The biggest local government in Delaware is trying to figure out how it will get back $3 million that it lent four years ago to a start-up securities market that has failed to produce promised jobs.

The New Castle County Council is weighing an offer to swap its loan collateral for shares of the market’s new owner, a New York company with backers linked to President Donald Trump, former Vice President Joe Biden, and investors in China.

The council will meet Tuesday to consider whether to accept shares of Ideanomics and give up its rights to the software that was supposed to power the new market, known as the Delaware Board of Trade (DBOT). New York-based Ideanomics wants to ditch that software, which it says is too slow, in favor of a new system, but adds that it can’t upgrade until the county accepts its stock as alternate collateral.

In 2014, Tom Gordon, then the county executive, agreed to accept the software as security for the loan. “I saw it as an opportunity to get jobs,” Gordon said Thursday.

Gordon noted the exchange’s promoters included John Wallace, a former chairman of the former Philadelphia Stock Exchange, and Dennis Toner, a longtime aide to Biden. Other DBOT investors included car dealer John Hynansky, a friend of Biden’s and past donor to his campaigns, and Delaware State Rep. Michael Ramone, a Republican.

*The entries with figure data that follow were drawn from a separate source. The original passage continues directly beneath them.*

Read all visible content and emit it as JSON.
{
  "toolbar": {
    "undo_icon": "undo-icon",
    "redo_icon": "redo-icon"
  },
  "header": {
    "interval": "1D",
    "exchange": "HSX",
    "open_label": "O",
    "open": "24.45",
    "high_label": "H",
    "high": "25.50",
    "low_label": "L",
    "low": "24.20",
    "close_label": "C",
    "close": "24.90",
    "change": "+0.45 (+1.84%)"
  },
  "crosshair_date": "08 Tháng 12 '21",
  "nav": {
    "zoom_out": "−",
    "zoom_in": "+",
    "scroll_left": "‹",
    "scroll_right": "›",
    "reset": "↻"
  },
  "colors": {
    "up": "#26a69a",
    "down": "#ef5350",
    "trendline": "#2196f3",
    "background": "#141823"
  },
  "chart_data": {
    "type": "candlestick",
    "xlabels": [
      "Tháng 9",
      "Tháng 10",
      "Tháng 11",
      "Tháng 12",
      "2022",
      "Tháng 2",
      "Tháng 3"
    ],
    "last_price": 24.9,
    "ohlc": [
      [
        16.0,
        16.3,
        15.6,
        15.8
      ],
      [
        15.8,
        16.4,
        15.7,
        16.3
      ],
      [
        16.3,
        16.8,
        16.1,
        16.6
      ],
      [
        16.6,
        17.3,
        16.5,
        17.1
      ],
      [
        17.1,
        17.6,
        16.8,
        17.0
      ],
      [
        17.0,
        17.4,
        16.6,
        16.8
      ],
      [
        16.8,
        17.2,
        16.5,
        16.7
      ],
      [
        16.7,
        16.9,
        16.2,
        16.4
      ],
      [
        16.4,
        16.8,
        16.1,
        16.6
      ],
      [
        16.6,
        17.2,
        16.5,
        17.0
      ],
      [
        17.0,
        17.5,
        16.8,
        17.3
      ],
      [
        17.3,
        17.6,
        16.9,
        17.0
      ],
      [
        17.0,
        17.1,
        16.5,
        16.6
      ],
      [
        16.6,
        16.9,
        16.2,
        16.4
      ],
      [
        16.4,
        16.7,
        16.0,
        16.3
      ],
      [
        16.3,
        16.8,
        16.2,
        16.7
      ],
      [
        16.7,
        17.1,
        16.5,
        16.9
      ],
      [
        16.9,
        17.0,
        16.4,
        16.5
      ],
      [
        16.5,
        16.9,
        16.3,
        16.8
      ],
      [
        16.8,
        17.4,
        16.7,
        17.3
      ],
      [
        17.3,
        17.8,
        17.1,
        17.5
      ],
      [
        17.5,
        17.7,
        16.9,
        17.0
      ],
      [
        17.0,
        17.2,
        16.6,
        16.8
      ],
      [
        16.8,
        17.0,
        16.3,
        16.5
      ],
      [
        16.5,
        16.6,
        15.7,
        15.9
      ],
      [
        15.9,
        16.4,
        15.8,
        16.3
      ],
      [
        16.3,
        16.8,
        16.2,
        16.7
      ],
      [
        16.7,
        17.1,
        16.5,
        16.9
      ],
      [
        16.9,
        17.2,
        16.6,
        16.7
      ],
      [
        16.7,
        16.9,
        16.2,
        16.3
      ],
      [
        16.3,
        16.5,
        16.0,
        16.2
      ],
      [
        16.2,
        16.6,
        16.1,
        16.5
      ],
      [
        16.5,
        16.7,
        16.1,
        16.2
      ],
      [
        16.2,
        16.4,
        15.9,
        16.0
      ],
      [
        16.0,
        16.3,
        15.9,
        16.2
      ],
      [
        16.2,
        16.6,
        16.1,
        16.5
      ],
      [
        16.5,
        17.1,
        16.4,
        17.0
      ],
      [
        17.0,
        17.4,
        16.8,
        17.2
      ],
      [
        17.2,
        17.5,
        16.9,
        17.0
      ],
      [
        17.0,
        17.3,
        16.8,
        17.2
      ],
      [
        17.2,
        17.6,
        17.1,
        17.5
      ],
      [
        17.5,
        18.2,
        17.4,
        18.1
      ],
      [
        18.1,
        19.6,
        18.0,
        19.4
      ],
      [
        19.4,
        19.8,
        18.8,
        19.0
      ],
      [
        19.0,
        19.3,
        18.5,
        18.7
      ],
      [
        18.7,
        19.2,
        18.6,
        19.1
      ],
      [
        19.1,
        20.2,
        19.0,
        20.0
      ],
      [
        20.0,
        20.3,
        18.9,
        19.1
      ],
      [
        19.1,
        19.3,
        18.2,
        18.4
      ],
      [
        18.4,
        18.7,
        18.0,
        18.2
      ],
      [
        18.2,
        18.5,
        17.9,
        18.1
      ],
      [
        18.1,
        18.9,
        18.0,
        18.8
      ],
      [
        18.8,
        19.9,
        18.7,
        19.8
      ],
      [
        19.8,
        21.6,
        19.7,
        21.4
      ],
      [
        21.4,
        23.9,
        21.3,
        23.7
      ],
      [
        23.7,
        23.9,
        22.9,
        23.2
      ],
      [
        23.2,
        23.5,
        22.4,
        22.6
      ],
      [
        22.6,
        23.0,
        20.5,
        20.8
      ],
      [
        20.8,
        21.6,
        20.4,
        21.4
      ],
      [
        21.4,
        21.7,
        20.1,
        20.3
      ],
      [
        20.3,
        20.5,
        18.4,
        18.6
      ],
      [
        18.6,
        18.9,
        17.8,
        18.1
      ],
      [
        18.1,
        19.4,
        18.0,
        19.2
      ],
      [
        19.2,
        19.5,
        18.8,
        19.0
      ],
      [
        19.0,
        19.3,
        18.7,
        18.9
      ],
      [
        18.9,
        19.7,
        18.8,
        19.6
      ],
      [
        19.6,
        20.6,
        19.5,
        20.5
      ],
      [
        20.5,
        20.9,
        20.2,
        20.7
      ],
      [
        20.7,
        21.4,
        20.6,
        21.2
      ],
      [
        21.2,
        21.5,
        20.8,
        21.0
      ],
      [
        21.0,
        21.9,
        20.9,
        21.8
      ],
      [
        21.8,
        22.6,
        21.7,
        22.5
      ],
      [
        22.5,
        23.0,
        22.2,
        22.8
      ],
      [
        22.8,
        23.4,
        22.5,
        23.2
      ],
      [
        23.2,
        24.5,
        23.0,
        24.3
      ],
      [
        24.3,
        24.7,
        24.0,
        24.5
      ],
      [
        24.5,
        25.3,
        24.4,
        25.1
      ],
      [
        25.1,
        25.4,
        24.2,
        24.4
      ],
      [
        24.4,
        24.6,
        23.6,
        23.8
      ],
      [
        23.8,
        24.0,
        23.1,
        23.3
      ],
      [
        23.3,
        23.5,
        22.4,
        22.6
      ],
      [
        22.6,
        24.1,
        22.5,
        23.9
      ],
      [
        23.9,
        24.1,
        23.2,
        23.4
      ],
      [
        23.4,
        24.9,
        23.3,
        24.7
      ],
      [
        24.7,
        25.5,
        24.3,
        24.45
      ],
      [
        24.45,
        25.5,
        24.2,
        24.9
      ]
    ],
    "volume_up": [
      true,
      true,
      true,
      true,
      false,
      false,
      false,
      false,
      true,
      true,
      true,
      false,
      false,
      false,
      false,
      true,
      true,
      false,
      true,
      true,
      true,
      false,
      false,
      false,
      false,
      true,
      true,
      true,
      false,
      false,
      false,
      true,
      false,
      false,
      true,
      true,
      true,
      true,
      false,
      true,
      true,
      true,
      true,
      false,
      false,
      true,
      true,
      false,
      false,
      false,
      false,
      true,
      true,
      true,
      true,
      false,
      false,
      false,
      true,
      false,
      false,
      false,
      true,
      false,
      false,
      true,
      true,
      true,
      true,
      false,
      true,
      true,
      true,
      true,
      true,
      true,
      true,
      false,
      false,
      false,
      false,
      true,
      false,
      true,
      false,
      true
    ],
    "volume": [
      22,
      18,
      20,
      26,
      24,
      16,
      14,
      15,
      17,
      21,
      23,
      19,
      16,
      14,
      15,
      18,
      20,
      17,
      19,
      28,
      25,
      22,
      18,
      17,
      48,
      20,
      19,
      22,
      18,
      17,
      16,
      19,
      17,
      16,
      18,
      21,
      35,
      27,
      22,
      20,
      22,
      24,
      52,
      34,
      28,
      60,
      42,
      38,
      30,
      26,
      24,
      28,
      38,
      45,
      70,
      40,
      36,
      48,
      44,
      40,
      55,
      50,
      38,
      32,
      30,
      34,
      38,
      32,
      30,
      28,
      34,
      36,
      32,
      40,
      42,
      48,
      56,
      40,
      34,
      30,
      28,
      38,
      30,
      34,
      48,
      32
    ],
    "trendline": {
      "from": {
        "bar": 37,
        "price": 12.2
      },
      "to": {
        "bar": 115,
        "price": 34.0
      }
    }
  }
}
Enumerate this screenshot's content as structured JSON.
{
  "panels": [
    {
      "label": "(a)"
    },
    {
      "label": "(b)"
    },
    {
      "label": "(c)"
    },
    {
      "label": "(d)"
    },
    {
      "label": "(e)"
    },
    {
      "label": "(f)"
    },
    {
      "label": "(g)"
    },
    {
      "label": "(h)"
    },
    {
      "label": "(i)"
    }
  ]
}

Gordon said he was surprised the county would now consider accepting stock in Ideanomics, which could lose value and closed at $1.14 a share Thursday, down from its 2016 high of $8.25.

Instead, “the county ought to get its money back,” he said. DBOT has been paying the county $180,000 in yearly interest payments each November. The principal is due next November.

Why would the county agree to the switch? If the original software, made by Fundamental Systems of New York, isn’t being used, it won’t be much good as collateral, and the shares might be a better deal, says John Cartier, the New Castle County Council member who is cosponsoring the proposal with fellow member George Smiley.

The exchange wants to use new software to be built by Chicago-based Deep Systems LLC, Ideanomics spokesman Anthony Sklar said last month.

DBOT organizers have successively pitched the market as a penny-stock trading center, a venue for blockchain-based investments, and a place to develop and trade derivative securities whose value would be based on corporate debt and other assets.

Sklar said DBOT could be profitable if it had better software and if the federal government would upgrade the market’s regulatory status so it could sell more products.

Sklar didn’t return calls seeking comment Thursday.

The original agreement included a provision for early loan repayment if the exchange changed hands. At the time, bankers interviewed by The Inquirer said it was unusual to use business software as loan collateral, because it can be more costly than anticipated to install, and its value tends to drop as it becomes older.

But shares in a company that has generated little investor interest in recent years could also leave the county with depreciated collateral if DBOT doesn’t pay the loan back on time.

Cartier blamed Gordon for accepting the old software as security for the loan in the first place.

Asked how soon the bill he introduced would allow the county to liquidate the shares and get its money back, Cartier said he was uncertain, but added that it sounded like a good idea for the county to have that option. He also said he was curious whether Ideanomics was offering to pay other DBOT investors in stock.

DBOT investors Toner, Hynansky, Ramone, and Wallace didn’t return calls seeking comment.

Ideanomics is headed by Bruno Wu, who with his wife, Yang Lan, is among China’s top media investors.

Ideanomics’ vice chairman is Shane McMahon, son of pro wrestling moguls Vince and Linda McMahon. McMahon, who served in Trump’s Cabinet as head of the Small Business Administration, left that job this year to serve as head of a pro-Trump super PAC.